Per un attimo, rimasi interdetta a fissare quello strano tomo che era caduto tra le mie mani come dal cielo: inizialmente, non me ne resi conto perché non ero ancora così pratica con il giapponese da riconoscere gli ideogrammi al primo sguardo; quando poi la mia attenzione cadde sulle due parole scritte in katakana, nella parte superiore della copertina, gettai un urlo. Quello era il mio nome. E quello che avevo davanti era il mio libro. Quello che, quattro anni prima, una casa editrice non aveva voluto pubblicare e che invece, due anni dopo, la stessa aveva accettato dopo aver notato che il mio curriculum vantava, oltre a una laurea di secondo livello di editoria e giornalismo, anche la pubblicazioni di due raccolte di favole, ambedue presentate dal professor Andrea Berardi.
Ci volle solo un nanosecondo per capire chi fosse l’artefice di quell’inaspettato regalo. Non conoscevo poi tanti giapponesi, io, ed erano ancora meno quelli che erano disposti a prendere almeno due aerei e spendere quasi una giornata di volo per vedere la sottoscritta.
Balzai in piedi e lo abbracciai.
“Non mi avevi detto che saresti tornato così presto.” Dissi. L’ultima volta che ci eravamo visti, mi aveva spiegato che, purtroppo, non avrebbe avuto più un minuto libero per i successivi sei mesi e che, forse, solo per Natale sarebbe riuscito a raggiungermi.
“Ho voluto farti una sorpresa. Sei contenta?”
Dietro di noi qualcuno tossicchiò, ma lo ignorammo.
“Come sapevi che ero qui?” chiesi.
“Io so sempre dove sei.” Mi indicò il professor Berardi alle sue spalle.
Risi, capendo al volo: il professore non aveva soltanto curato le due presentazioni alle miei raccolte, ma, con il tempo, era nata anche una grande amicizia e una salda collaborazione; era appunto quello il motivo per cui mi trovavo fuori dal suo studio, quel giorno, in attesa che terminasse la lezione.
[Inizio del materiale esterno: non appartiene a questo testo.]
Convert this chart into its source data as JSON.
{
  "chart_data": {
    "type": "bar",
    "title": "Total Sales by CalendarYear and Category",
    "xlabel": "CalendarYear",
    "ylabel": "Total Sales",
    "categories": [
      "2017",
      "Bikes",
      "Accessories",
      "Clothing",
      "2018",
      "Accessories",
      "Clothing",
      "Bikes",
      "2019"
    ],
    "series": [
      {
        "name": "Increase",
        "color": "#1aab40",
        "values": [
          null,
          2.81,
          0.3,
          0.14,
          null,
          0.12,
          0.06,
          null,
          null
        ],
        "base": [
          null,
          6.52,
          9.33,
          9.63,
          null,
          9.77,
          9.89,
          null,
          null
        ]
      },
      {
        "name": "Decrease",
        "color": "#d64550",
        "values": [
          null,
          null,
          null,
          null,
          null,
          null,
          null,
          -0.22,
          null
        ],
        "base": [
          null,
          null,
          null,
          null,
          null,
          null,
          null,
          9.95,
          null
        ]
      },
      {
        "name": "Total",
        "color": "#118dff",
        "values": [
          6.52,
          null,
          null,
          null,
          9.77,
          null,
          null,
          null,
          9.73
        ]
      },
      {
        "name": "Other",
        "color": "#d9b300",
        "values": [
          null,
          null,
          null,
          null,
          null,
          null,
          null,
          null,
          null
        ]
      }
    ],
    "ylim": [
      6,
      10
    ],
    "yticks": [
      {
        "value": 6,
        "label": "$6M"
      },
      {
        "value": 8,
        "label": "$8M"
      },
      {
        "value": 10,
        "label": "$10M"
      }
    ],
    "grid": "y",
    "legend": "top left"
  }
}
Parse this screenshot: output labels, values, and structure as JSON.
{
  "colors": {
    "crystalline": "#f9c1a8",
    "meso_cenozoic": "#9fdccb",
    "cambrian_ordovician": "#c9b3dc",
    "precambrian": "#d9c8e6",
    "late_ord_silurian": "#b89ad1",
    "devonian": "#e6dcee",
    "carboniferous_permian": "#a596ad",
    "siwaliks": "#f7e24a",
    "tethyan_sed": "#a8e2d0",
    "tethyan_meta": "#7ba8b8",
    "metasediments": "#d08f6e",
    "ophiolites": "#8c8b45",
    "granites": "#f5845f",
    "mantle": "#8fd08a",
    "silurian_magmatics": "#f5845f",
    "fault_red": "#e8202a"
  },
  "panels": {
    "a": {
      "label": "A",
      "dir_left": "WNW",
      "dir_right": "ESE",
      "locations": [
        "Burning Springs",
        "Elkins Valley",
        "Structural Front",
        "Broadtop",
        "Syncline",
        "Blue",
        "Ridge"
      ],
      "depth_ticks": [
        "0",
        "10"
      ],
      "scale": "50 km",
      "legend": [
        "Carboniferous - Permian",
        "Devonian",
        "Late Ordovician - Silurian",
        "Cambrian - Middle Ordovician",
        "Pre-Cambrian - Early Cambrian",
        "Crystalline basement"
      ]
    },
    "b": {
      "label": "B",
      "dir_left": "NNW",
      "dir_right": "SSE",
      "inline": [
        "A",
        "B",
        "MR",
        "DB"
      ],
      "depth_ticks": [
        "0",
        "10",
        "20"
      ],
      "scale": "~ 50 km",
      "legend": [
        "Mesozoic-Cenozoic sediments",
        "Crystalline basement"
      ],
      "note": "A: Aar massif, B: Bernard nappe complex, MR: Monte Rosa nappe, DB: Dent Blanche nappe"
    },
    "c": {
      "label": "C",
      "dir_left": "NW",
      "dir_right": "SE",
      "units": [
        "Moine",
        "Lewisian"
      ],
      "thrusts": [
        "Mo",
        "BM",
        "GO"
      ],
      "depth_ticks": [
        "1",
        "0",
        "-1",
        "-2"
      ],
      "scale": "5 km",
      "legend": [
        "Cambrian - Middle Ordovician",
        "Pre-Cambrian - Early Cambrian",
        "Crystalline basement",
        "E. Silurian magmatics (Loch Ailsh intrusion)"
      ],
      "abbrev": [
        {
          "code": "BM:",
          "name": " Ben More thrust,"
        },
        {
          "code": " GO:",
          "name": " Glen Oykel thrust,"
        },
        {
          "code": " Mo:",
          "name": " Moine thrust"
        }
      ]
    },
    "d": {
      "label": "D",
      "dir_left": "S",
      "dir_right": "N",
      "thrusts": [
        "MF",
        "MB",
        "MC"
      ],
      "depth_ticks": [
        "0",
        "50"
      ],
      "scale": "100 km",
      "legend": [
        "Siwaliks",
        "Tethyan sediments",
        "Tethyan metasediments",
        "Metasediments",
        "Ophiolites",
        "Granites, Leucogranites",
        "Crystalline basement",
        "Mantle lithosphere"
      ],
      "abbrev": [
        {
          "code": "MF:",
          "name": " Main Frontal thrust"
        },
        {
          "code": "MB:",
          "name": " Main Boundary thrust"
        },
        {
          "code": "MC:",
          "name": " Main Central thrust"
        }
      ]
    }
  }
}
“E questo?” gli indicai la copia che avevo in mano.
“Ti piace? Ho chiesto a mio padre di tradurlo e l’ho fatto leggere a un suo amico editore. Gli è piaciuto molto e mi ha chiesto di portarti da lui, perché vuole conoscerti. Ho già chiesto anche al professore e lui ha detto che non ci sono problemi.”
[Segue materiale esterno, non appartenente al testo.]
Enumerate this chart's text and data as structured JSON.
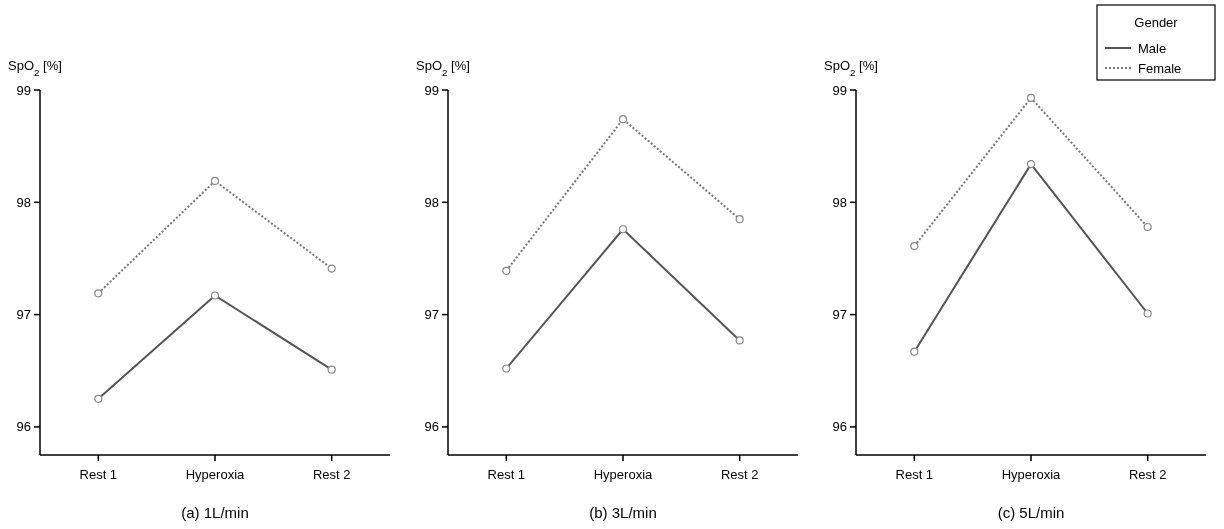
{
  "chart_data": [
    {
      "type": "line",
      "title": "(a) 1L/min",
      "ylabel": "SpO$_{2}$ [%]",
      "categories": [
        "Rest 1",
        "Hyperoxia",
        "Rest 2"
      ],
      "ylim": [
        95.75,
        99
      ],
      "yticks": [
        96,
        97,
        98,
        99
      ],
      "marker": "circle",
      "legend": false,
      "grid": false,
      "series": [
        {
          "color": "#555555",
          "line_style": "solid",
          "values": [
            96.25,
            97.17,
            96.51
          ]
        },
        {
          "color": "#777777",
          "line_style": "dotted",
          "values": [
            97.19,
            98.19,
            97.41
          ]
        }
      ]
    },
    {
      "type": "line",
      "title": "(b) 3L/min",
      "ylabel": "SpO$_{2}$ [%]",
      "categories": [
        "Rest 1",
        "Hyperoxia",
        "Rest 2"
      ],
      "ylim": [
        95.75,
        99
      ],
      "yticks": [
        96,
        97,
        98,
        99
      ],
      "marker": "circle",
      "legend": false,
      "grid": false,
      "series": [
        {
          "color": "#555555",
          "line_style": "solid",
          "values": [
            96.52,
            97.76,
            96.77
          ]
        },
        {
          "color": "#777777",
          "line_style": "dotted",
          "values": [
            97.39,
            98.74,
            97.85
          ]
        }
      ]
    },
    {
      "type": "line",
      "title": "(c) 5L/min",
      "ylabel": "SpO$_{2}$ [%]",
      "legend_title": "Gender",
      "categories": [
        "Rest 1",
        "Hyperoxia",
        "Rest 2"
      ],
      "ylim": [
        95.75,
        99
      ],
      "yticks": [
        96,
        97,
        98,
        99
      ],
      "marker": "circle",
      "legend": "top right",
      "grid": false,
      "series": [
        {
          "name": "Male",
          "color": "#555555",
          "line_style": "solid",
          "values": [
            96.67,
            98.34,
            97.01
          ]
        },
        {
          "name": "Female",
          "color": "#777777",
          "line_style": "dotted",
          "values": [
            97.61,
            98.93,
            97.78
          ]
        }
      ]
    }
  ]
}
Sgranai gli occhi, confusa: “Mi stai prendendo in giro?”
“Certo che no e questa è l’unica copia che esiste. Me l’ha fatto come favore personale.”
Lo fissai, ancora sconvolta. “Non ci posso credere.”
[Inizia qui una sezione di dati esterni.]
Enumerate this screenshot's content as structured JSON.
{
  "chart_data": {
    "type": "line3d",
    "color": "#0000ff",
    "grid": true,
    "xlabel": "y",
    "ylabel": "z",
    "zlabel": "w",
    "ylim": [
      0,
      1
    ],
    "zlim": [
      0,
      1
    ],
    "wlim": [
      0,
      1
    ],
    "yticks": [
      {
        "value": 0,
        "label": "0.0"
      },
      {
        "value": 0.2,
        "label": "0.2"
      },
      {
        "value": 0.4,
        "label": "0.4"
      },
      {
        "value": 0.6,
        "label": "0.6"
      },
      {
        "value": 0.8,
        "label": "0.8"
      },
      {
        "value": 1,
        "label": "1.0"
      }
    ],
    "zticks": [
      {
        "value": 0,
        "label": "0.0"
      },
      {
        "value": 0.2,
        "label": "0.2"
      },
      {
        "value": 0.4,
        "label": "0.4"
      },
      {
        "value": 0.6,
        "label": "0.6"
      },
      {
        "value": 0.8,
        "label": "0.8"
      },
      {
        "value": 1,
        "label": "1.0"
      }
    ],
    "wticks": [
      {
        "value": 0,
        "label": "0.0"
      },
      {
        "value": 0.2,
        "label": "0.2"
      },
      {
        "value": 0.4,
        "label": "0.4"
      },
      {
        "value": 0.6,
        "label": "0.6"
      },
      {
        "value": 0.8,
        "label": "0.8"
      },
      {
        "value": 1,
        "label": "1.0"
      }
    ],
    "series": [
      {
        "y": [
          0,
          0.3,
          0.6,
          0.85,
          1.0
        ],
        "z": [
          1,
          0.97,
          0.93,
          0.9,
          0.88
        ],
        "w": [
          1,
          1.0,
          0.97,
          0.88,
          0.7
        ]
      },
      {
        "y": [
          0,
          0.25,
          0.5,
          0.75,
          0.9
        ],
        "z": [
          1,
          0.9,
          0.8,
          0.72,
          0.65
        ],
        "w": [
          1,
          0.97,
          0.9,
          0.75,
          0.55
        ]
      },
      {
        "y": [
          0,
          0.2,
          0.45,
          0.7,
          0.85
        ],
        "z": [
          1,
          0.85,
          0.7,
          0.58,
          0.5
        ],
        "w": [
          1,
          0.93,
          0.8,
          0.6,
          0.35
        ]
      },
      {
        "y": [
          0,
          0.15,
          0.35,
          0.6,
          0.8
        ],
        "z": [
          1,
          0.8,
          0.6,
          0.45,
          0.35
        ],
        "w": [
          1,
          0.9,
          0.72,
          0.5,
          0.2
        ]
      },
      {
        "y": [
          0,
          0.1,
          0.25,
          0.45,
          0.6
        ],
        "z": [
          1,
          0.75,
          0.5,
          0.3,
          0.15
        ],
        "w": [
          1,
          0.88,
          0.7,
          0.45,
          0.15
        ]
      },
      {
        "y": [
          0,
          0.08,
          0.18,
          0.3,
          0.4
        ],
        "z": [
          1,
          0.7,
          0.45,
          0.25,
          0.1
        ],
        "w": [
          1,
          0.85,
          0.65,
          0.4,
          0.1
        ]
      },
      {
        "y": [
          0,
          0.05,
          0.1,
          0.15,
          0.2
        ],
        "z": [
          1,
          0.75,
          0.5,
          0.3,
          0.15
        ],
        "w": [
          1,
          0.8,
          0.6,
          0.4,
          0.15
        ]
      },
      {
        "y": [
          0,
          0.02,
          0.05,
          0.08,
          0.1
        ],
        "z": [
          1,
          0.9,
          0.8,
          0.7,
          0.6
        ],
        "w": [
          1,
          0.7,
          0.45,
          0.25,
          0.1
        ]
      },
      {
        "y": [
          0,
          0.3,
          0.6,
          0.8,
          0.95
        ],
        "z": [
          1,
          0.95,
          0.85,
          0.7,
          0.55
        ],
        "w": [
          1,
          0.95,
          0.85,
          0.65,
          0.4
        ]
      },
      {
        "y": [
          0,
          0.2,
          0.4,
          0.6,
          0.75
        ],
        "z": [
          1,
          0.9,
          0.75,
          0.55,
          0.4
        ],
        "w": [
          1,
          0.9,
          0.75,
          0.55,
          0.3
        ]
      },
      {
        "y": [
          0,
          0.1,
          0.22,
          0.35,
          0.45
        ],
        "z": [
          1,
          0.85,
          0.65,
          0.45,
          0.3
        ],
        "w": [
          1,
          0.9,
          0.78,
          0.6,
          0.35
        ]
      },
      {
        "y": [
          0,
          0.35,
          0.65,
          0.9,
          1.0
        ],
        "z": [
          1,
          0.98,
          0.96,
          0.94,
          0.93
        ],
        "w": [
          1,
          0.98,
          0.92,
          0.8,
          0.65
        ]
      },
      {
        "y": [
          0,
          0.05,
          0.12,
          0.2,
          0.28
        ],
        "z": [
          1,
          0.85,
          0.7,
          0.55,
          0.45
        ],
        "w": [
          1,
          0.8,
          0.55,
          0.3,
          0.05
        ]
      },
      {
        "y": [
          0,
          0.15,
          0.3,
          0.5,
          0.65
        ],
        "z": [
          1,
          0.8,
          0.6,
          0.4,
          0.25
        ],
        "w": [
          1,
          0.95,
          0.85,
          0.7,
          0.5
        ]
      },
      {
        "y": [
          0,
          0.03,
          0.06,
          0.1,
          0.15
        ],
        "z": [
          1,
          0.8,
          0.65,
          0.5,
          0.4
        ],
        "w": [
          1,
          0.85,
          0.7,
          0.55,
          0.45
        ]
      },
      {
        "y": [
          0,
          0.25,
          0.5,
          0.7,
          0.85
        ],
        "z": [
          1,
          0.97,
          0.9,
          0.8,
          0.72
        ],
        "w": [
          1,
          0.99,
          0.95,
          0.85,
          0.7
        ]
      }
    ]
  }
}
“Lo so. Quella volta, quattro anni fa, tu pensavi che stessi scherzando, quando ti promisi una cosa del genere. E, invece, come vedi, io parlavo sul serio.”
Rigirai il libro tra le mani. “E’ bello.” Commentai.
“Sono contento che ti piaccia. Aprilo, c’è qualcosa per te.”
Obbedii, curiosa. Mi bloccai: all’interno, c’era un biglietto di sola andata per Tokyo.
Lo guardai non sapendo bene come interpretare quel gesto. Si trattava solo dell’editore, o c’era qualcos’altro sotto? Lui mi sorrise radioso e allora capii che il significato era proprio quello che speravo, ma che al contempo temevo.
“Ne sei sicuro?” chiesi. Fino ad allora, avevamo continuato a sentirci spesso, tramite email, telefono e chattate agli orari più impensabili e a vederci ogni tanto, quando capitava che lui tornasse dai suoi parenti, una volta ogni sei mesi. In verità non avevamo mai parlato del futuro, ma prendevamo quegli incontri come un qualcosa che, finché c’era, durava, sicuri che la distanza era davvero troppa e che quel rapporto poteva seriamente finire da un momento all’altro.
Tuttavia, quel biglietto significava uno stravolgimento totale di quello strano equilibrio che c’era tra noi.
“Ne sei davvero sicuro? Non sarebbe meglio che tu trovassi una ragazza giapponese come te e che mi lasciassi perdere?”
Lui mi guardò dritto negli occhi. “Io non sono come gli altri giapponesi, e lo sai. Una ragazza giapponese non fa per me. Quella che io voglio accanto a me, sei tu e nessun altra. Possiamo provare, che ne dici?”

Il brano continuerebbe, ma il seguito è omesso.